One of the visual aids I brought was a sedum from our yard for my presentation.
Not using pesticides, fungicides, herbicides, and insecticides helps honey bees because helps prevent the bees bring these chemicals back to their hive. There are many cases of pesticide, fungicide, herbicide, or insecticide honey bee colony deaths especially in states where crops are major industries. What about farmers whose livelihoods are dependent upon pesticide, fungicide, herbicide and insecticide sprayed crops? There is a surprisingly simple solution. Farmers should find out if any of their neighbors have beehives and then they should call them the day before they spray. The beekeeper will then close up their hives for a day. Farmers can also spray between dusk and dawn when the bees are less active. This prevents the bees from being sprayed and helps prevent the bees from picking up chemicals off of flowers.
Supporting a local beekeeper helps honey bees because honey bees are directly affected. Anyone can support a local beekeeper by buying their local honey, beeswax, and other beehive products. The beekeeper is then able to put the money he or she earns back into their honey bees and their business. By buying from a local beekeeper, you are showing that you support honey bees. Supporting a local beekeeper not only helps the honey bees and the beekeeper, but it also helps the consumer and the economy. It helps the consumer because when the consumer and the beekeeper have a good relationship the consumer will know they are getting what they are paying for. Much of the honey in stores is either ultra-filtered honey or it is not even honey. Ultra-filtered honey is honey that has been filtered to the point where all the beneficial pollen has been removed. Pollen is what makes honey an excellent way to reduce allergies. Some honey is actually corn syrup or sugar syrup. Corn syrup and sugar syrup are much more inexpensive to produce. Supporting a local beekeeper helps the economy because it encourages a small business.
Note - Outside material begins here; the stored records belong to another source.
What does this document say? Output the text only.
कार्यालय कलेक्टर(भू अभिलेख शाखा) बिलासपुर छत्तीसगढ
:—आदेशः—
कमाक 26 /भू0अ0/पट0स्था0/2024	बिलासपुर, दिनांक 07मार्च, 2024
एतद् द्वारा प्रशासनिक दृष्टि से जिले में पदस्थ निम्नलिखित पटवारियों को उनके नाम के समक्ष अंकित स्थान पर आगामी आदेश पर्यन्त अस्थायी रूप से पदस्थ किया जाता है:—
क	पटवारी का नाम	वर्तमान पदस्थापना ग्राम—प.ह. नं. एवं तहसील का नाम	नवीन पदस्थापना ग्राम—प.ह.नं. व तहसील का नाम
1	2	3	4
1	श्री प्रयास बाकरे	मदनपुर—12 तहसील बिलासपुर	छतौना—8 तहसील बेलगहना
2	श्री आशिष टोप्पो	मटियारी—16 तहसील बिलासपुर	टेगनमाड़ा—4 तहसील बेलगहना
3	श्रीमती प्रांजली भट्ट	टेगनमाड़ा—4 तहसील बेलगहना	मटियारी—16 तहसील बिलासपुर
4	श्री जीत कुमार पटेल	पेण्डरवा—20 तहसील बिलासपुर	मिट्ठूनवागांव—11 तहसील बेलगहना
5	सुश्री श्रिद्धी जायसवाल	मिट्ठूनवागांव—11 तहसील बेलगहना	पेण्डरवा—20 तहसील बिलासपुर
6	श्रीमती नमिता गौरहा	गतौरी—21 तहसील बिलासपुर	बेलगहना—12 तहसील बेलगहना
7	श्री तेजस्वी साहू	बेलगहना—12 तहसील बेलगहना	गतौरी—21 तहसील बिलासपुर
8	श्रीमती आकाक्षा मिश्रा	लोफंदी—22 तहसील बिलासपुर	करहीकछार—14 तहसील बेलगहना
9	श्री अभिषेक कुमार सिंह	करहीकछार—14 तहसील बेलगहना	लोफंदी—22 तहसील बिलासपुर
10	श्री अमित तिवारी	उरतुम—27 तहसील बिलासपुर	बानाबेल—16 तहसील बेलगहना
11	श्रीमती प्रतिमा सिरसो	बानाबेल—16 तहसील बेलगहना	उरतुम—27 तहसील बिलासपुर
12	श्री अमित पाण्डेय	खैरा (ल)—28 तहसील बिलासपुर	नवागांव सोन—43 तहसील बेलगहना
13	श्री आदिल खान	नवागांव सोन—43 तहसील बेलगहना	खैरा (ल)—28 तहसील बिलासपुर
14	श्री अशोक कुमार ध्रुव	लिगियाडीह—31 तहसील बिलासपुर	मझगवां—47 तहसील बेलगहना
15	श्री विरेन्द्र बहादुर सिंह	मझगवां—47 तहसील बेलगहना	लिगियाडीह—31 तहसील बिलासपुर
Anyone can help honey bees by planting pollinator friendly plants that bloom from April to October, by reducing the amount of pesticides, fungicides, herbicides, and insecticides they use, and by supporting a local beekeeper. So how are you going to help the honey bees?
If someone is interested in becoming a beekeeper, they should read books, join a club, and take a beginning beekeeping class. We shared about our favorite books here and here and the Iowa Honey Producers Association has list of Iowa classes and clubs on their website.
After I gave my presentation, I spoke with my judge. I was selected to give my presentation at the Iowa State Fair. I was very excited to be able to share my love of bees once again.